R4: TH regrets the use of civilian spyware applications between couples such as Dr. Fone, Spyera, and FlexiSpy that allow users to track phones, text messages, and all media and applications on the phone
We were Government, and were up against another strong WAD team. Our case for Round 3 was as follows. First, owing to the inherent power balance in a romantic relationship, abusing the spyware legitimizes the infringement and eventual nullification of privacy within individuals. Second, the existence of such spyware invites irrational paranoia between couples when they find out that their partners are talking to other people. Lastly, the spyware gives rise to a norm that the mutual and complete provision of information between individuals is a prerequisite in a relationship, which lead to other collateral harms (such as reluctance to start relationships).
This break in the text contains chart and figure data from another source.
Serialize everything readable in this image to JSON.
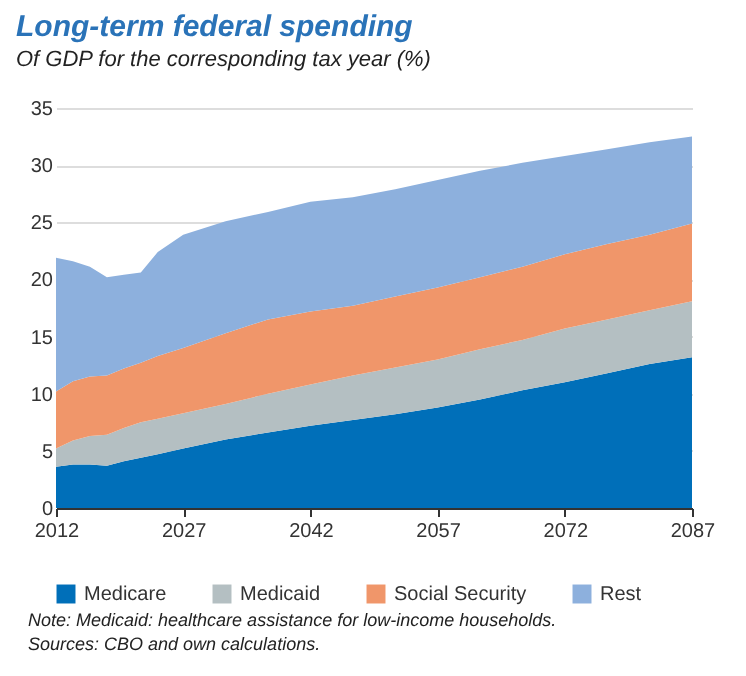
{
  "chart_data": {
    "type": "area",
    "stacked": true,
    "title": "Long-term federal spending",
    "subtitle": "Of GDP for the corresponding tax year (%)",
    "x": [
      2012,
      2014,
      2016,
      2018,
      2020,
      2022,
      2024,
      2027,
      2032,
      2037,
      2042,
      2047,
      2052,
      2057,
      2062,
      2067,
      2072,
      2077,
      2082,
      2087
    ],
    "series": [
      {
        "name": "Medicare",
        "color": "#006fb9",
        "values": [
          3.6,
          3.8,
          3.8,
          3.7,
          4.1,
          4.4,
          4.7,
          5.2,
          6.0,
          6.6,
          7.2,
          7.7,
          8.2,
          8.8,
          9.5,
          10.3,
          11.0,
          11.8,
          12.6,
          13.2
        ]
      },
      {
        "name": "Medicaid",
        "color": "#b4bfc2",
        "values": [
          1.6,
          2.1,
          2.5,
          2.7,
          2.9,
          3.1,
          3.1,
          3.1,
          3.1,
          3.4,
          3.6,
          3.9,
          4.1,
          4.2,
          4.4,
          4.4,
          4.7,
          4.7,
          4.7,
          4.9
        ]
      },
      {
        "name": "Social Security",
        "color": "#f0966a",
        "values": [
          5.0,
          5.2,
          5.2,
          5.2,
          5.2,
          5.2,
          5.5,
          5.7,
          6.2,
          6.5,
          6.4,
          6.1,
          6.2,
          6.3,
          6.3,
          6.4,
          6.5,
          6.6,
          6.6,
          6.8
        ]
      },
      {
        "name": "Rest",
        "color": "#8db0dd",
        "values": [
          11.7,
          10.5,
          9.6,
          8.6,
          8.2,
          7.9,
          9.1,
          9.9,
          9.8,
          9.4,
          9.6,
          9.5,
          9.4,
          9.4,
          9.3,
          9.1,
          8.6,
          8.3,
          8.1,
          7.6
        ]
      }
    ],
    "xlim": [
      2012,
      2087
    ],
    "xticks": [
      2012,
      2027,
      2042,
      2057,
      2072,
      2087
    ],
    "ylim": [
      0,
      35
    ],
    "yticks": [
      0,
      5,
      10,
      15,
      20,
      25,
      30,
      35
    ],
    "grid": "y",
    "legend": "bottom",
    "annotations": [
      "Note: Medicaid: healthcare assistance for low-income households.",
      "Sources: CBO and own calculations."
    ]
  }
}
This was likely the iconic “love motion” for this year’s Elizabeth Cup, and I have to say I really enjoyed the illustrations my partner and I provided (I was teased for being way too explicit and “hyper”). Although the motion was initially difficult to prepare for, the round was a most pleasurable one to conclude the competition with.
One of the senpai I revere told me that this competition was more about making friends than winning. I think he was right. I was able to socialize with the new people I would be debating with, both within my club and out, which was tremendous fun. I was delighted to meet people who shared similar ambitions to become better speakers, and spark new friendships and rivalries. I was also able to catch up with old friends and kouhai, and meaningfully discuss about the future of debate (maybe a tad too early for a 1st year).
*Senpai is a Japanese honorific used when someone is older than you in age or they have more experience in a field than you. The opposite being Kouhai.
Aside from the social, I am immensely grateful to my partner, Mitsushi senpai, for his participating with me and for continuously supporting me throughout. It was because of his advice that I was able to improve with each round, and I cannot thank him enough for giving me a goal that I can strive for. It is now my ambition to become an individual that can support others the way you supported me. Thank you so much.
Lastly, but definitely not least, I would like to express my gratitude to the all the individuals that made this competition so memorable. To the staff members who worked day and night to organize and execute, to the strong teams that we had heated rounds with, to the kind people that I was able to meet and befriend. Thank you all.
I didn’t expect this entry to become this sappy, and I hope you didn’t cringe as much as I did. Thank you for reading until the end.
Congratulations on your achievement!